For one, instead of including a list of classics written by white authors, why not have classics written by Black authors, such as Toni Morrison, Langston Hughes, Rita Dove, Nella Larsen and James Baldwin, and have their covers remastered instead?
Those were authors whose books focused primarily on the Black gaze and telling Black stories from Black points of view — which are stories that should be exemplified during Black History Month, instead of stories by white authors. White authors offer no literary contribution to the Black plight and struggle in this country and abroad.
Secondly, there should be a greater focus on up-and-coming Black writers not only in America, but also internationally as well. Explore their different works and display the new breakthroughs they are making in the world of literature. There should also be a strong focus on modern books that not only showcase new voices, but also represent new groups of people.

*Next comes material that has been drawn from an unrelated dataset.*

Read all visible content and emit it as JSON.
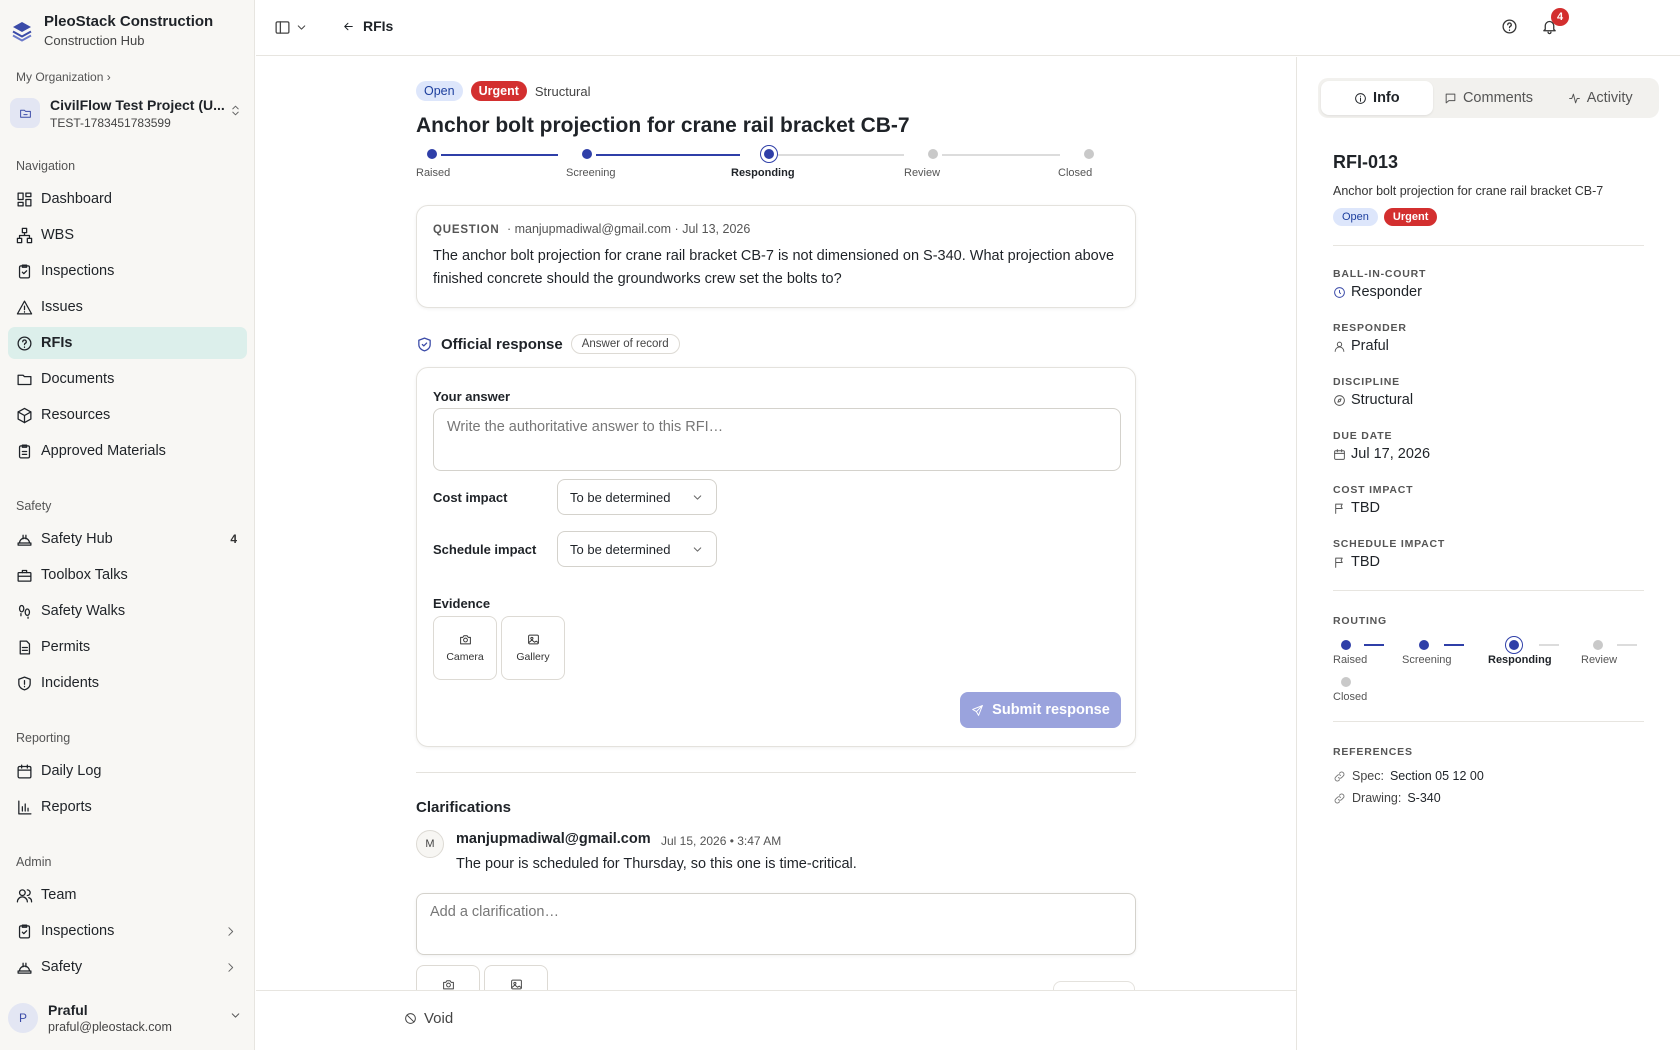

Representation in literature is a big deal — and representation at all from anywhere is huge. It’s important for people to see people that look like them doing amazing things, and for people to be inspired to try and accomplish those things too.
Morrison’s “The Bluest Eye” was the first book I have ever read in school that had a Black protagonist, and a female one at that. It was interesting to imagine a character looking like you or someone you know — and it wasn’t something I had been able to experience before.
The literary and publishing world just hasn’t been able to handle diversity and race in an effective way. The novel “American Dirt” by Jeanine Cummins was criticized for inaccurately showcasing Mexican culture and portraying Mexican immigrants negatively. Many industry leaders also just don’t know how to talk about race and how to push out diversity in a way that makes sense.
The only way to fix that is for the people of color they want to so badly represent to actually have a platform to talk about their issues, and for them to reach the people that are affected most.